Business Email Compromise (BEC) is the highest-loss cybercrime category according to the FBI. In 2024, BEC accounted for over $2.9 billion in reported losses. Unlike ransomware, BEC doesn't require malware — just sophisticated social engineering.

How BEC Works

BEC criminals research a target company, understand its payment processes and key personnel, then either compromise a real email account or create a convincingly fake one to impersonate an executive, vendor, or client.

Common BEC Variants

CEO Fraud

An email appearing to come from the CEO or CFO instructs an employee to transfer funds immediately to a new account — often with urgency and a request for secrecy.

Vendor Impersonation

An email from a "known vendor" requests that future payments be directed to a new bank account. The account belongs to the criminal.

Employee Payroll Fraud

An email to HR or payroll appears to be from an employee requesting a direct deposit change to a new account controlled by the criminal.

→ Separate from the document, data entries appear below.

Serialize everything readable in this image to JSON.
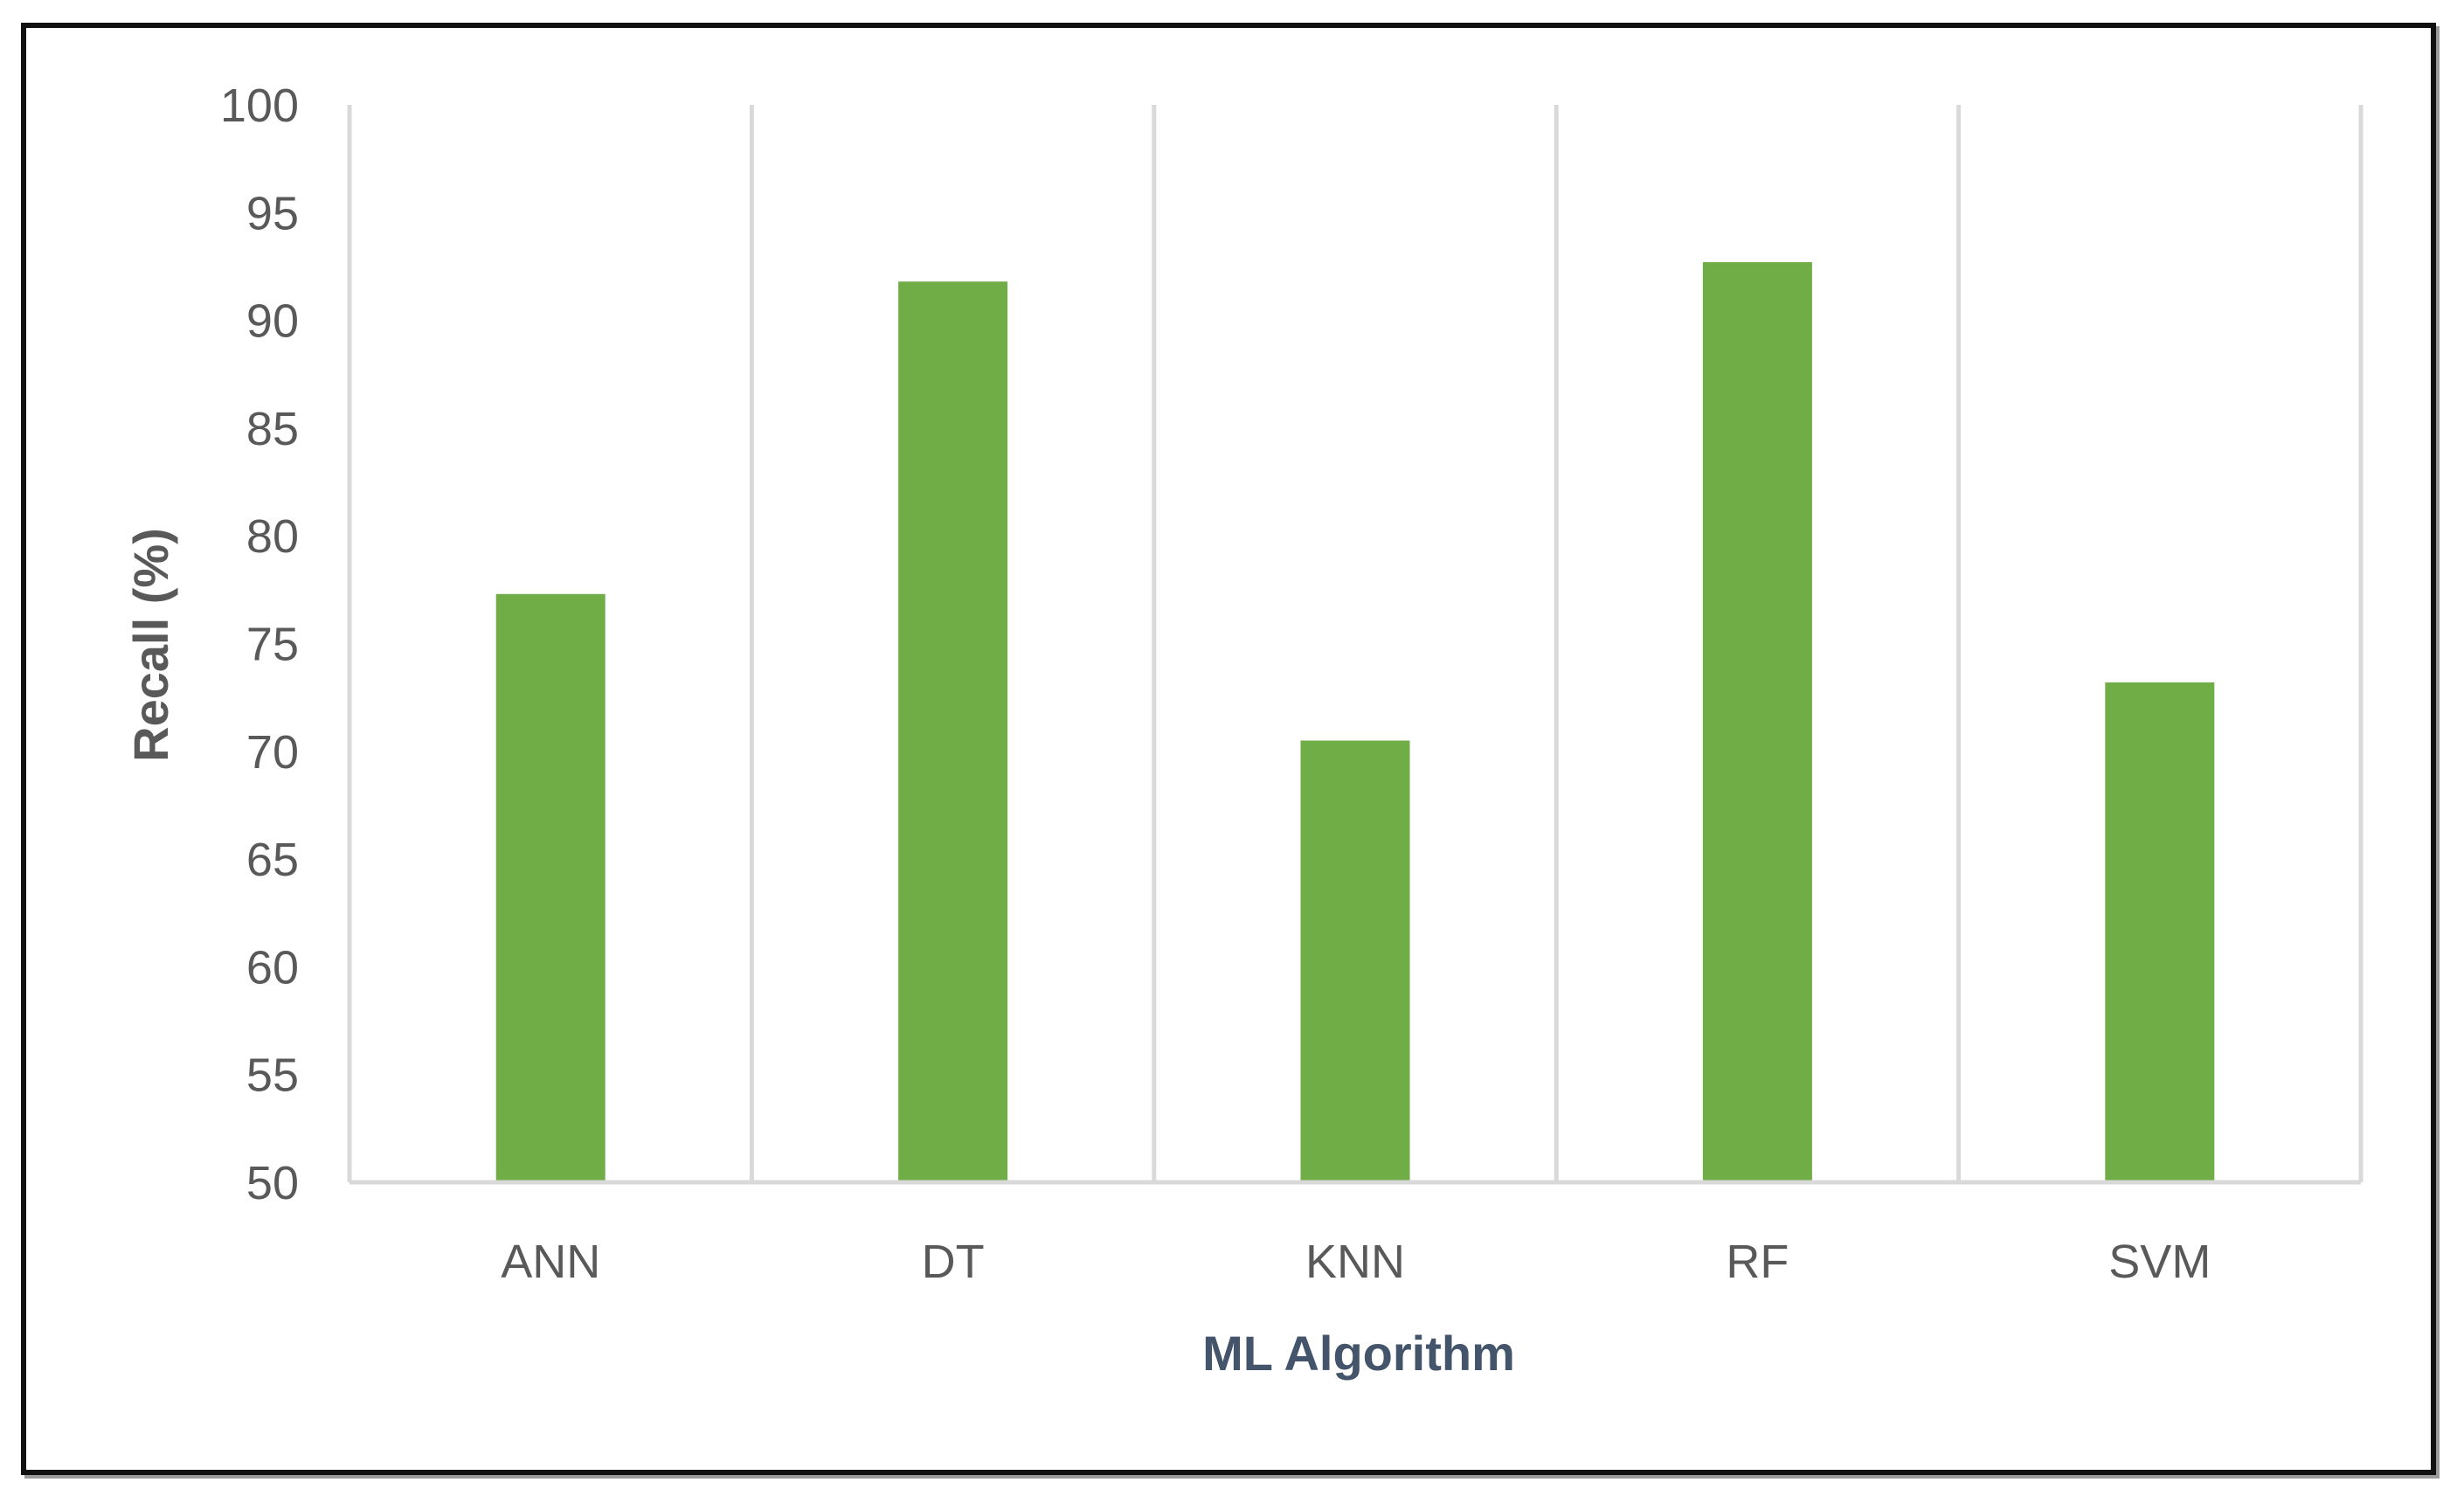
{
  "chart_data": {
    "type": "bar",
    "categories": [
      "ANN",
      "DT",
      "KNN",
      "RF",
      "SVM"
    ],
    "values": [
      77.3,
      91.8,
      70.5,
      92.7,
      73.2
    ],
    "xlabel": "ML Algorithm",
    "ylabel": "Recall (%)",
    "ylim": [
      50,
      100
    ],
    "yticks": [
      50,
      55,
      60,
      65,
      70,
      75,
      80,
      85,
      90,
      95,
      100
    ],
    "grid": "vertical",
    "legend": "none",
    "colors": {
      "bar": "#70ad47",
      "grid": "#d9d9d9",
      "tick_text": "#595959",
      "ylabel_text": "#595959",
      "xlabel_text": "#44546a",
      "frame": "#111111"
    }
  }
}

Attorney/Lawyer Impersonation

Scammers impersonate lawyers handling a "confidential" transaction requiring immediate wire transfer.

Prevention for Small Businesses

  1. Implement a call-back verification policy for any payment change request — call the requester on a known number, not the one in the suspicious email.
  2. Enable multi-factor authentication on all email accounts.
  3. Set up email authentication (DMARC, DKIM, SPF) to reduce email spoofing.
  4. Train employees to recognize social engineering tactics.
  5. Require dual authorization for wire transfers above a threshold.